FBTS: What are some reliable mint family plants for withstanding dampness, humidity, and heat?COLLINS: My top choices are:
- Caryopteris incana (Bluebeard) tolerates dampness
- Lavandula x intermedia ‘Phenomenal’ (Phenomenal Lavender) loves humidity and heat
- Mentha spicata (Spearmint) loves “wet feet,” but needs to be in a container due to aggressive growth
- Monarda didyma ‘Marshall’s Delight’ (Marshall’s Delight Bee Balm) loves humidity and heat
- Nepeta racemosa ‘Walker’s Low’ (Persian Catmint) loves humidity and heat
- Salvia uliginosa (Bog Sage) thrives with dampness
- Vitus agnus-castus (Chastetree or Southern Lilac) loves humidity and heat
FBTS: What is your favorite activity as a master gardener?

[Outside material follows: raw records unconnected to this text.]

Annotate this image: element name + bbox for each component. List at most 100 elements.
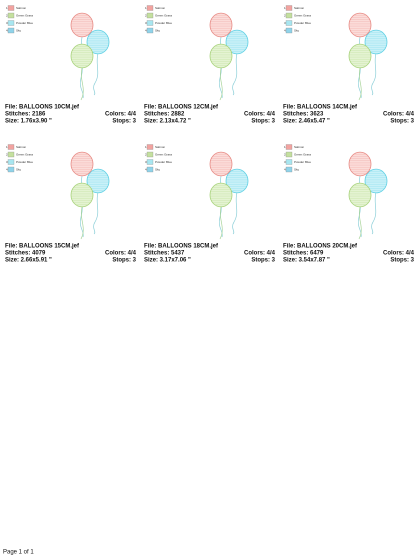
file-name: File: BALLOONS 12CM.jef — [144, 105, 219, 111]
stitches: Stitches: 3623 — [283, 112, 324, 118]
color-swatch — [285, 20, 293, 26]
file-name: File: BALLOONS 15CM.jef — [5, 244, 80, 250]
balloon — [348, 12, 372, 38]
color-number: 2 — [284, 13, 286, 17]
balloon-string — [371, 191, 377, 235]
balloon — [209, 182, 233, 208]
stops: Stops: 3 — [390, 258, 414, 264]
color-name: Sky — [155, 28, 161, 32]
stops: Stops: 3 — [251, 258, 275, 264]
color-name: Powder Blue — [294, 21, 311, 25]
color-name: Sky — [155, 167, 161, 171]
file-name: File: BALLOONS 14CM.jef — [283, 105, 358, 111]
color-swatch — [7, 166, 15, 173]
stitches: Stitches: 5437 — [144, 251, 185, 257]
color-number: 1 — [6, 145, 8, 149]
color-name: Sky — [16, 167, 22, 171]
stitches: Stitches: 4079 — [5, 251, 46, 257]
design-cell: 1 Salmon 2 Green Grass 3 Powder Blue 4 Sky File:… — [144, 5, 276, 125]
color-swatch — [285, 151, 293, 158]
color-swatch — [7, 20, 15, 26]
balloon-string — [358, 67, 362, 101]
color-name: Powder Blue — [16, 21, 33, 25]
colors: Colors: 4/4 — [383, 251, 415, 257]
size: Size: 2.66x5.91 " — [5, 258, 52, 264]
color-name: Powder Blue — [16, 160, 33, 164]
stops: Stops: 3 — [112, 258, 136, 264]
colors: Colors: 4/4 — [383, 112, 415, 118]
balloon — [225, 29, 249, 55]
color-number: 3 — [284, 21, 286, 25]
color-name: Powder Blue — [155, 160, 172, 164]
color-number: 4 — [6, 28, 8, 32]
color-name: Green Grass — [16, 13, 34, 17]
color-name: Green Grass — [294, 13, 312, 17]
color-swatch — [285, 159, 293, 165]
design-cell: 1 Salmon 2 Green Grass 3 Powder Blue 4 Sky File:… — [283, 5, 415, 125]
color-name: Green Grass — [294, 152, 312, 156]
color-number: 3 — [145, 21, 147, 25]
color-swatch — [285, 12, 293, 19]
stops: Stops: 3 — [112, 119, 136, 125]
stitches: Stitches: 2186 — [5, 112, 46, 118]
balloon — [70, 151, 94, 177]
color-swatch — [146, 20, 154, 26]
balloon-string — [80, 206, 84, 240]
footer: Page 1 of 1 — [3, 550, 34, 556]
balloon-string — [371, 52, 377, 96]
color-swatch — [146, 159, 154, 165]
colors: Colors: 4/4 — [105, 251, 137, 257]
color-number: 3 — [284, 160, 286, 164]
color-name: Sky — [294, 28, 300, 32]
balloon-string — [232, 191, 238, 235]
color-number: 3 — [6, 160, 8, 164]
size: Size: 2.46x5.47 " — [283, 119, 330, 125]
size: Size: 3.17x7.06 " — [144, 258, 191, 264]
color-swatch — [285, 27, 293, 34]
color-swatch — [146, 5, 154, 11]
color-swatch — [146, 151, 154, 158]
color-name: Salmon — [294, 6, 305, 10]
color-swatch — [7, 5, 15, 11]
balloon — [70, 182, 94, 208]
color-swatch — [285, 5, 293, 11]
color-swatch — [7, 144, 15, 150]
color-number: 1 — [284, 6, 286, 10]
color-number: 1 — [6, 6, 8, 10]
balloon — [364, 29, 388, 55]
color-name: Salmon — [155, 145, 166, 149]
color-number: 3 — [6, 21, 8, 25]
balloon — [209, 151, 233, 177]
balloon — [209, 43, 233, 69]
color-swatch — [7, 151, 15, 158]
color-name: Sky — [294, 167, 300, 171]
balloon-string — [93, 191, 99, 235]
balloon-string — [232, 52, 238, 96]
color-name: Green Grass — [155, 152, 173, 156]
color-name: Green Grass — [16, 152, 34, 156]
color-number: 1 — [284, 145, 286, 149]
stops: Stops: 3 — [251, 119, 275, 125]
color-swatch — [146, 144, 154, 150]
balloon — [225, 168, 249, 194]
color-number: 2 — [284, 152, 286, 156]
color-number: 3 — [145, 160, 147, 164]
color-number: 4 — [6, 167, 8, 171]
color-name: Salmon — [155, 6, 166, 10]
balloon — [86, 168, 110, 194]
balloon — [348, 151, 372, 177]
color-swatch — [146, 27, 154, 34]
design-cell: 1 Salmon 2 Green Grass 3 Powder Blue 4 Sky File:… — [5, 144, 137, 264]
stitches: Stitches: 2882 — [144, 112, 185, 118]
balloon-string — [358, 206, 362, 240]
balloon-string — [80, 67, 84, 101]
stops: Stops: 3 — [390, 119, 414, 125]
balloon-string — [219, 206, 223, 240]
balloon — [70, 43, 94, 69]
color-name: Green Grass — [155, 13, 173, 17]
design-cell: 1 Salmon 2 Green Grass 3 Powder Blue 4 Sky File:… — [283, 144, 415, 264]
color-swatch — [285, 166, 293, 173]
color-number: 2 — [145, 152, 147, 156]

COLLINS: My favorites in the last few years have been giving talks to various organizations. I have several Power Point presentations that I use for garden clubs, master gardener gatherings, and other groups. I also enjoy holding annual garden walks at our home that are open to the public. Sure, I get to brag, but I also receive many new ideas.
FBTS: What is your next big project?
COLLINS: Outside of my book promotion, I guess my next big project is preparation for our garden walk in September. I try to have the garden looking shipshape and label most of the plants. My current challenge is in dealing with a stubborn little weed called Phyllanthus urinaria (Chamberbitter). This weed cannot be tamed by man! As you pull it up, the little seeds under the leaves drop into the soil. The key is to remove the weed before it matures with seed.